Fig. 6: Automated mapping of multi-dimensional phase diagrams.
From: Automated navigation of condensate phase behavior with active machine learning

A Two independent experiments (Supplementary Figs. 46–47) were conducted to explore the effect of salt (NaCl) on the phase behavior of poly-L-(lysine)100 and poly-L-(aspartic acid)200. The combined dataset, made from 1760 datapoints, was used to construct the “ground truth” three-dimensional phase diagram, here reported. Iso-probability surfaces indicate phase separation (blue, higher opacity) and no phase separation (red, lower opacity). B Four distinct orientations of the phase diagram with non-transparent surfaces are shown to emphasize phase behavior from different perspectives.
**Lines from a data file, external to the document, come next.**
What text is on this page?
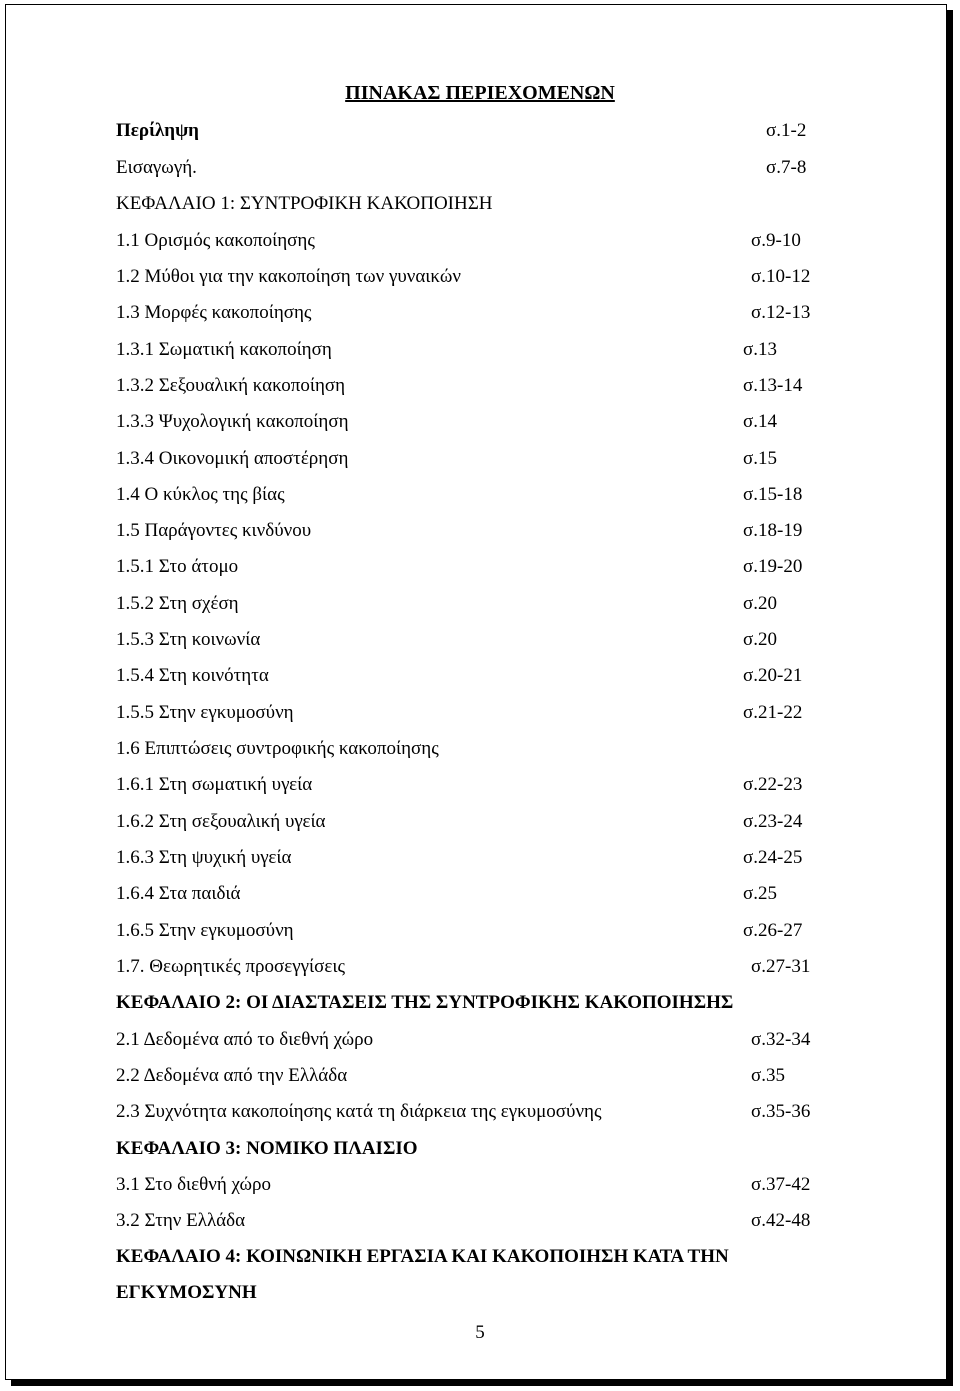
ΠΙΝΑΚΑΣ ΠΕΡΙΕΧΟΜΕΝΩΝ
Περίληψη	σ.1-2
Εισαγωγή.	σ.7-8
ΚΕΦΑΛΑΙΟ 1: ΣΥΝΤΡΟΦΙΚΗ ΚΑΚΟΠΟΙΗΣΗ
1.1 Ορισμός κακοποίησης	σ.9-10
1.2 Μύθοι για την κακοποίηση των γυναικών	σ.10-12
1.3 Μορφές κακοποίησης	σ.12-13
1.3.1 Σωματική κακοποίηση	σ.13
1.3.2 Σεξουαλική κακοποίηση	σ.13-14
1.3.3 Ψυχολογική κακοποίηση	σ.14
1.3.4 Οικονομική αποστέρηση	σ.15
1.4 Ο κύκλος της βίας	σ.15-18
1.5 Παράγοντες κινδύνου	σ.18-19
1.5.1 Στο άτομο	σ.19-20
1.5.2 Στη σχέση	σ.20
1.5.3 Στη κοινωνία	σ.20
1.5.4 Στη κοινότητα	σ.20-21
1.5.5 Στην εγκυμοσύνη	σ.21-22
1.6 Επιπτώσεις συντροφικής κακοποίησης
1.6.1 Στη σωματική υγεία	σ.22-23
1.6.2 Στη σεξουαλική υγεία	σ.23-24
1.6.3 Στη ψυχική υγεία	σ.24-25
1.6.4 Στα παιδιά	σ.25
1.6.5 Στην εγκυμοσύνη	σ.26-27
1.7. Θεωρητικές προσεγγίσεις	σ.27-31
ΚΕΦΑΛΑΙΟ 2: ΟΙ ΔΙΑΣΤΑΣΕΙΣ ΤΗΣ ΣΥΝΤΡΟΦΙΚΗΣ ΚΑΚΟΠΟΙΗΣΗΣ
2.1 Δεδομένα από το διεθνή χώρο	σ.32-34
2.2 Δεδομένα από την Ελλάδα	σ.35
2.3 Συχνότητα κακοποίησης κατά τη διάρκεια της εγκυμοσύνης	σ.35-36
ΚΕΦΑΛΑΙΟ 3: ΝΟΜΙΚΟ ΠΛΑΙΣΙΟ
3.1 Στο διεθνή χώρο	σ.37-42
3.2 Στην Ελλάδα	σ.42-48
ΚΕΦΑΛΑΙΟ 4: ΚΟΙΝΩΝΙΚΗ ΕΡΓΑΣΙΑ ΚΑΙ ΚΑΚΟΠΟΙΗΣΗ ΚΑΤΑ ΤΗΝ
ΕΓΚΥΜΟΣΥΝΗ
5
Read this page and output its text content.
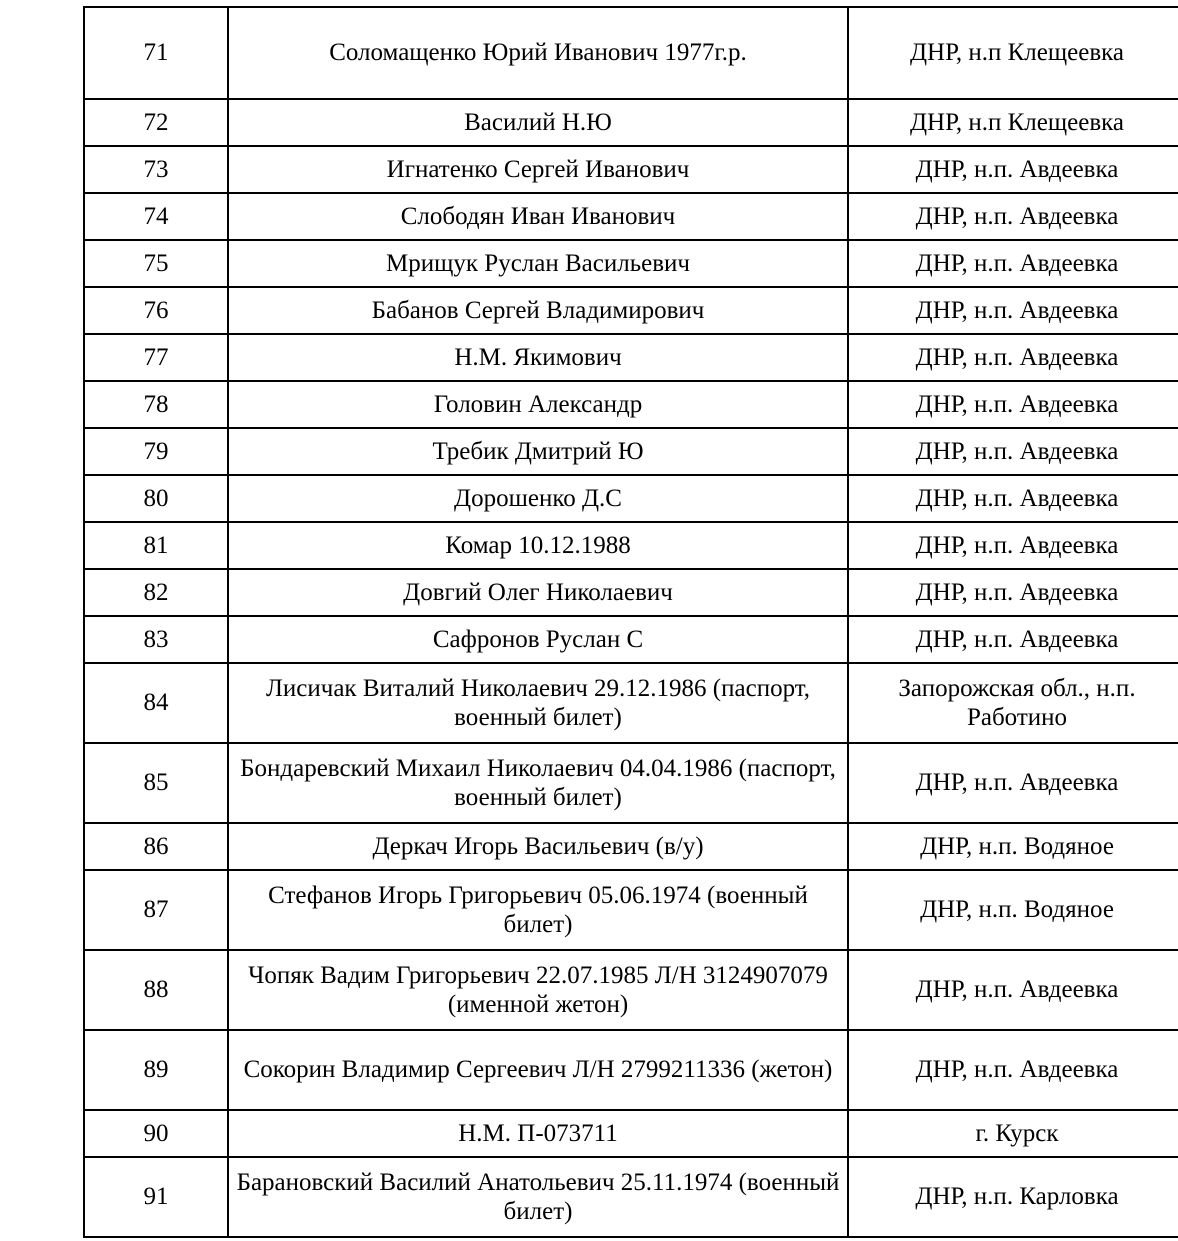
71	Соломащенко Юрий Иванович 1977г.р.	ДНР, н.п Клещеевка
72	Василий Н.Ю	ДНР, н.п Клещеевка
73	Игнатенко Сергей Иванович	ДНР, н.п. Авдеевка
74	Слободян Иван Иванович	ДНР, н.п. Авдеевка
75	Мрищук Руслан Васильевич	ДНР, н.п. Авдеевка
76	Бабанов Сергей Владимирович	ДНР, н.п. Авдеевка
77	Н.М. Якимович	ДНР, н.п. Авдеевка
78	Головин Александр	ДНР, н.п. Авдеевка
79	Требик Дмитрий Ю	ДНР, н.п. Авдеевка
80	Дорошенко Д.С	ДНР, н.п. Авдеевка
81	Комар 10.12.1988	ДНР, н.п. Авдеевка
82	Довгий Олег Николаевич	ДНР, н.п. Авдеевка
83	Сафронов Руслан С	ДНР, н.п. Авдеевка
84	Лисичак Виталий Николаевич 29.12.1986 (паспорт, военный билет)	Запорожская обл., н.п. Работино
85	Бондаревский Михаил Николаевич 04.04.1986 (паспорт, военный билет)	ДНР, н.п. Авдеевка
86	Деркач Игорь Васильевич (в/у)	ДНР, н.п. Водяное
87	Стефанов Игорь Григорьевич 05.06.1974 (военный билет)	ДНР, н.п. Водяное
88	Чопяк Вадим Григорьевич 22.07.1985 Л/Н 3124907079 (именной жетон)	ДНР, н.п. Авдеевка
89	Сокорин Владимир Сергеевич Л/Н 2799211336 (жетон)	ДНР, н.п. Авдеевка
90	Н.М. П-073711	г. Курск
91	Барановский Василий Анатольевич 25.11.1974 (военный билет)	ДНР, н.п. Карловка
C Balanced accuracy plot showing the accuracy on the prediction for each successive cycle with respect to the “ground truth” phase diagram in panel A. Cycle 0 represents the balanced accuracy computed with respect of a randomly generated phase diagram as a baseline comparison. D Within-experiment Jensen-Shannon Divergence (JSD) plotted across cycles. This metric tracks convergence by comparing consecutive cycles, illustrating how each replicate approaches the final phase diagram. Cycle 0 reflects divergence from a randomly generated phase diagram. E Between-experiment Jensen-Shannon Divergence (JSD) across replicates at each cycle. Similar to panel D, Cycle 0 serves as a baseline, representing divergence from a randomly generated phase diagram. Total polypeptide consumption for 1280 samples: 85.1 mg poly-L-(aspartic acid) and 82.1 mg poly-L-(lysine).